I think it is fair to say his views wrt Hamas and the validity of the State of Israel are diametrically opposed to mine -- including support for Hamas' "struggle for liberation" by any means necessary. This did not stop me from inviting him to share my home as my housemate for almost four years, or from my regarding him as my friend. As we remarked to one another when we first had discussions on this topic back in 1993 "just because under different circumstances we would have to kill each other doesn't mean we shouldn't be friends now."
It does not trouble me that Barack Obama has invited someone who expresses the religious view that I am going to Hell unless I accept Jesus Christ as my personal savior, or who believes that if we allow society to recognize gay marriage the next step is recognizing polygamy, bestiality or any other union. But to my knowledge, whatever Rick Warren has said or believes, he has not broken a single law. And he has said many other things besides those with which I disagree.
We all face the decision every day on whether and how we will engage with those who disagree with us -- whether on trivial matters or matters of fundamental principle. If this is a "slap in the face" to some, then rest assured that the inclusion of Dr. Lowery is a "slap in the face" to others. Barack Obama is President of the United States, meaning President of both sides slapped.
This is not a cabinet position. This is not a position of power and authority. It is a gesture that says -- in my opinion at least -- that although you may hold views I find outrageously wrong, you are a fellow American and as much a part of this nation as anyone else. We have had 8 years of a Presidency that says if you are not in the 50.1% of people who agree with me, then I am not your President and I owe you nothing. If it as wrong then, it is wrong now.

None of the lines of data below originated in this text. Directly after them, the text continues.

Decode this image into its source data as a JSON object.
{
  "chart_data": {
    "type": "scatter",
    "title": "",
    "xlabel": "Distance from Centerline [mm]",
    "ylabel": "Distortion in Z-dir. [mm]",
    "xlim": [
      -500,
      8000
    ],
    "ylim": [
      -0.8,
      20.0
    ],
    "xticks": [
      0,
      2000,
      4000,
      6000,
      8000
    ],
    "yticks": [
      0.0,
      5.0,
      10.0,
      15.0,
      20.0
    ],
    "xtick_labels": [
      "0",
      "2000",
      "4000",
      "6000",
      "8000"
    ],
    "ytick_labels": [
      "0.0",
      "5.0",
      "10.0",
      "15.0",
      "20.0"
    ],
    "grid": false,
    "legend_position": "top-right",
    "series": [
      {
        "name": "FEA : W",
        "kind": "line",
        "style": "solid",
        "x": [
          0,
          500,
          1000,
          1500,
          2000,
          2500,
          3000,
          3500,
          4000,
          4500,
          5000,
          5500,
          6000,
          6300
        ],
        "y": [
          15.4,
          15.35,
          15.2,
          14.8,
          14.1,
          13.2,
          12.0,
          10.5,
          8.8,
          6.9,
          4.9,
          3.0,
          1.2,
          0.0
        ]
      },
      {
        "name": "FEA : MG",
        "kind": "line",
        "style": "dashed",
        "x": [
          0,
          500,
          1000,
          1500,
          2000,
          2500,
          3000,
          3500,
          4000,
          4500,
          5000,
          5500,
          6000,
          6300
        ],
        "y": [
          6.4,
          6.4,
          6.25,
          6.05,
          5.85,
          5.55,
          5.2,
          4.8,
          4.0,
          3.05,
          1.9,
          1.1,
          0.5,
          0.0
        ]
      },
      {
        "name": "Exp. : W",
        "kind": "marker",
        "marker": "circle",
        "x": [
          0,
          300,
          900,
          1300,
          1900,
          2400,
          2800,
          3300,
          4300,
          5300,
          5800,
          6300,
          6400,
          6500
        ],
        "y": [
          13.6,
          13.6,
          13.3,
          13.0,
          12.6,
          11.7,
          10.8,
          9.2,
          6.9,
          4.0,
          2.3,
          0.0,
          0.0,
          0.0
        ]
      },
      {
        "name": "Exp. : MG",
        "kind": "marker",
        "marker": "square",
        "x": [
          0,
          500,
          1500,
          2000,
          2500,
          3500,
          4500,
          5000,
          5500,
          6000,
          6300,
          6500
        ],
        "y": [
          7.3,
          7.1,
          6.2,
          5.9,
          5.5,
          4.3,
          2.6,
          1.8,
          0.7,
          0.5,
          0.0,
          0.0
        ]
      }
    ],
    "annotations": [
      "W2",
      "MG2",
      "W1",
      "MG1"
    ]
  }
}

I have passionate views on what policies are the correct policies. I work hard to see them carried out as law. But I do it in a process that is stronger for including those with whom I violently disagree. I will oppose Rick Warren's efforts to keep same sex marriage from happening. But I shall not merely defend his right to say them, I will actually consider what else he may say.
And spare me the Hitler analogies. As far as I can tell, Warren has not killed a single person, nor sought their death. Better to ask whether I consider those who read Shakespeare morally deficient, or if I should despise those who enjoy hearing Wagner's music performed.
And yes, some will consider my strict compartmentalization as moral failure. Which, I suppose, will leave them with the question of whether to continue to associate with me. For if Obama is to be held accountable for all of Rick Warren's views, then my failure to hold Obama accountable in this fashion makes me guilty by association as well. Where, I wonder, does the chain become sufficiently attenuated that it is moral to associate with someone again?